The trial revealed that NASCAR eventually instituted two-year exclusivity agreements, extending their impact for four years beyond the contract’s expiration. Prime had previously noted in an email that these shorter, single-year agreements left SMI "vulnerable to outside offers"—offers that could include a new series launched by Cup teams or entities like SRX. Prime’s defense was that these agreements were designed to protect valuable NASCAR-affiliated tracks from being acquired by entities like Amazon or Google for non-racing purposes.

The court also examined "Project Gold Codes," a NASCAR contingency plan that outlined strategies for operating Cup races internally in the event of a team boycott or failure to sign charter agreements for the 2025 Daytona 500. Prime characterized this as a "contingency plan." He further revealed discussions about proactively engaging with the Saudi Private Investment Fund to prevent them from forming partnerships with alternative racing entities like the Race Team Alliance or SRX.

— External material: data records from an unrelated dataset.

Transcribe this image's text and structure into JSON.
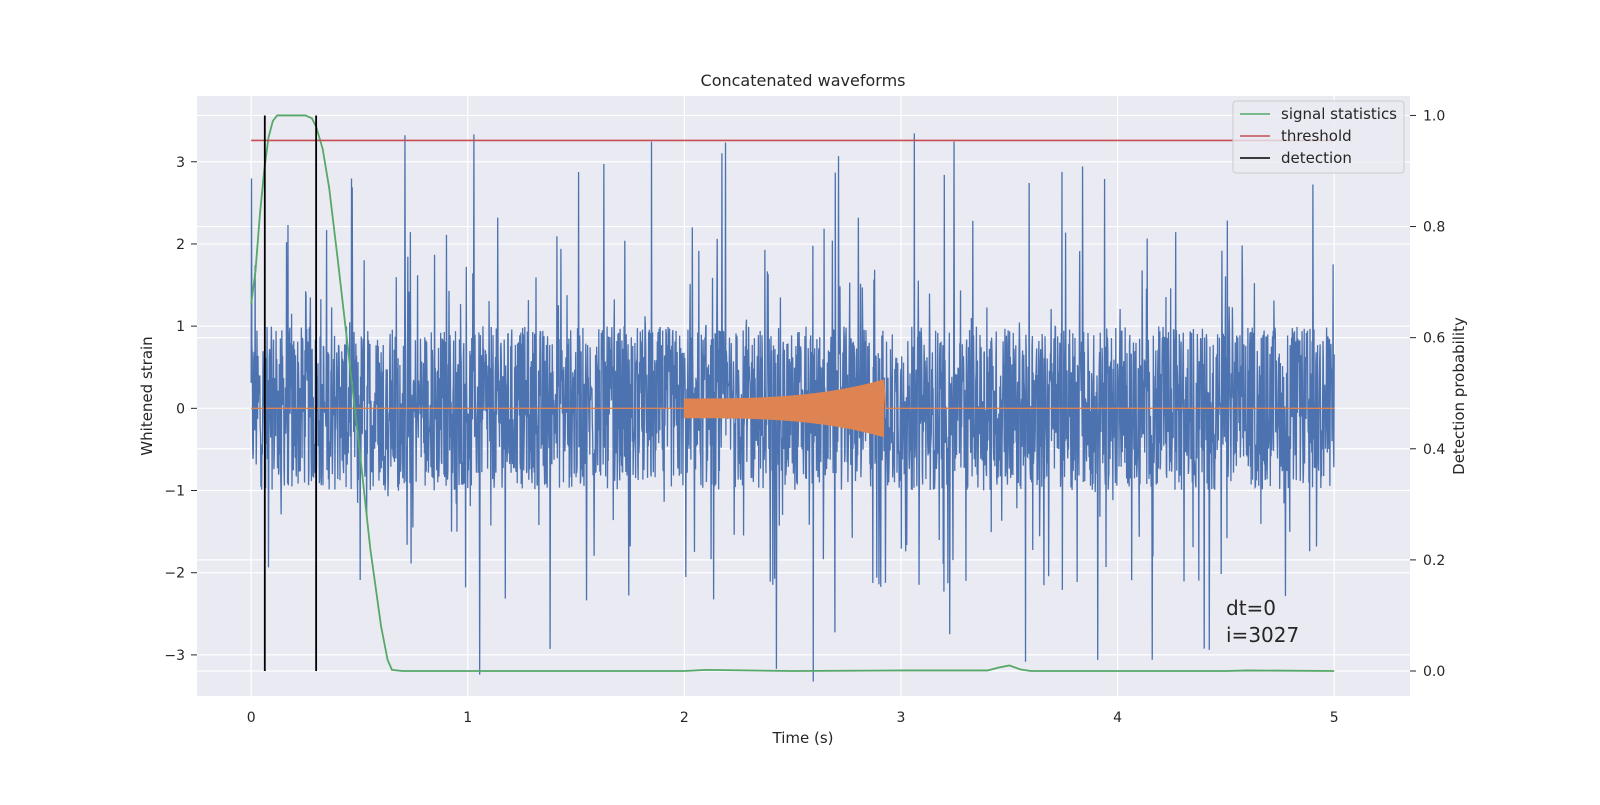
{
  "chart_data": {
    "type": "line",
    "title": "Concatenated waveforms",
    "xlabel": "Time (s)",
    "ylabel_left": "Whitened strain",
    "ylabel_right": "Detection probability",
    "xlim": [
      -0.25,
      5.35
    ],
    "ylim_left": [
      -3.5,
      3.8
    ],
    "ylim_right": [
      -0.045,
      1.035
    ],
    "xticks": [
      0,
      1,
      2,
      3,
      4,
      5
    ],
    "xtick_labels": [
      "0",
      "1",
      "2",
      "3",
      "4",
      "5"
    ],
    "yticks_left": [
      -3,
      -2,
      -1,
      0,
      1,
      2,
      3
    ],
    "ytick_labels_left": [
      "−3",
      "−2",
      "−1",
      "0",
      "1",
      "2",
      "3"
    ],
    "yticks_right": [
      0.0,
      0.2,
      0.4,
      0.6,
      0.8,
      1.0
    ],
    "ytick_labels_right": [
      "0.0",
      "0.2",
      "0.4",
      "0.6",
      "0.8",
      "1.0"
    ],
    "grid": true,
    "legend_position": "top-right",
    "legend": [
      {
        "label": "signal statistics",
        "color": "#55a868"
      },
      {
        "label": "threshold",
        "color": "#c44e52"
      },
      {
        "label": "detection",
        "color": "#000000"
      }
    ],
    "series": [
      {
        "kind": "noise",
        "axis": "left",
        "color": "#4c72b0",
        "x_range": [
          0,
          5
        ],
        "core_amplitude": 0.8,
        "max_abs": 3.35
      },
      {
        "kind": "injected_signal",
        "axis": "left",
        "color": "#dd8452",
        "x_range": [
          0,
          5
        ],
        "burst_x_range": [
          2.0,
          2.92
        ],
        "burst_amplitude_start": 0.12,
        "burst_amplitude_peak": 0.35
      },
      {
        "name": "signal statistics",
        "axis": "right",
        "color": "#55a868",
        "x": [
          0.0,
          0.02,
          0.04,
          0.06,
          0.08,
          0.1,
          0.12,
          0.15,
          0.2,
          0.25,
          0.28,
          0.3,
          0.33,
          0.36,
          0.4,
          0.45,
          0.5,
          0.55,
          0.6,
          0.63,
          0.65,
          0.7,
          1.0,
          1.5,
          2.0,
          2.1,
          2.5,
          3.0,
          3.4,
          3.45,
          3.5,
          3.55,
          3.6,
          4.0,
          4.5,
          4.6,
          5.0
        ],
        "y": [
          0.66,
          0.72,
          0.82,
          0.9,
          0.96,
          0.99,
          1.0,
          1.0,
          1.0,
          1.0,
          0.995,
          0.98,
          0.94,
          0.87,
          0.74,
          0.57,
          0.4,
          0.22,
          0.08,
          0.02,
          0.002,
          0.0,
          0.0,
          0.0,
          0.0,
          0.002,
          0.0,
          0.001,
          0.001,
          0.006,
          0.01,
          0.003,
          0.0,
          0.0,
          0.0,
          0.001,
          0.0
        ]
      },
      {
        "name": "threshold",
        "axis": "right",
        "color": "#c44e52",
        "x": [
          0,
          5
        ],
        "y": [
          0.955,
          0.955
        ]
      }
    ],
    "detections": {
      "color": "#000000",
      "x": [
        0.063,
        0.3
      ],
      "y_range": [
        0.0,
        1.0
      ]
    },
    "annotations": [
      "dt=0",
      "i=3027"
    ]
  }
}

Looking ahead, it was confirmed that Richard Childress, owner of Richard Childress Racing, is slated to testify. This is particularly noteworthy given Childress’s prior threat of legal action over texts produced in discovery that reportedly contained disparaging remarks about him by NASCAR executives.

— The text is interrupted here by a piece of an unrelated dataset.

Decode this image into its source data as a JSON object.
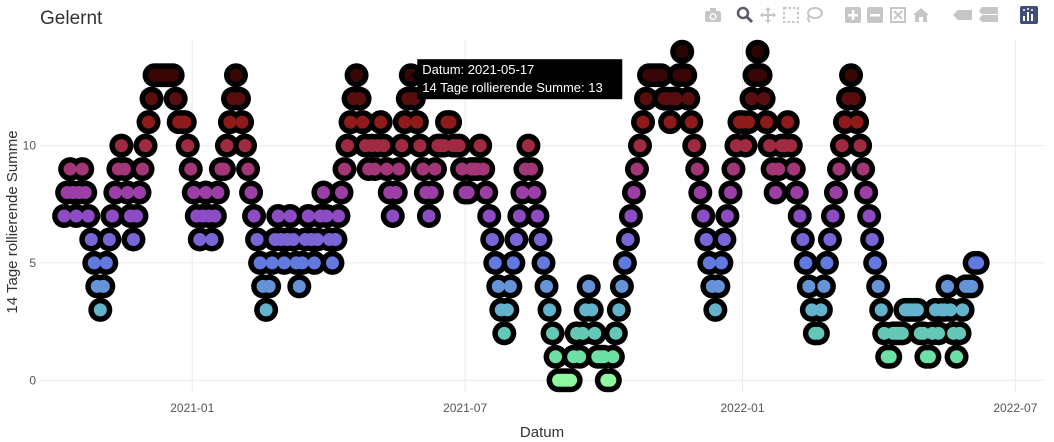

Additionally, Judge Kenneth D. Bell addressed a request from a non-party team owner who sought to have their financial testimony sealed due to concerns about protecting proprietary information. Judge Bell indicated his reluctance to close court proceedings to the public, citing the risk of a mistrial. Instead, he instructed legal counsel to present financial details in a generalized manner to safeguard sensitive information that has not been fully disclosed in discovery. The witness list for potential testimony includes prominent owners such as Heather Gibbs, Rick Hendrick, Cal Wells, and Roger Penske, with the individual in question being described as someone who supports the charter system but has incurred significant financial losses under the current framework.

The trial is scheduled to resume on Wednesday morning with the cross-examination of Scott Prime by NASCAR’s legal team.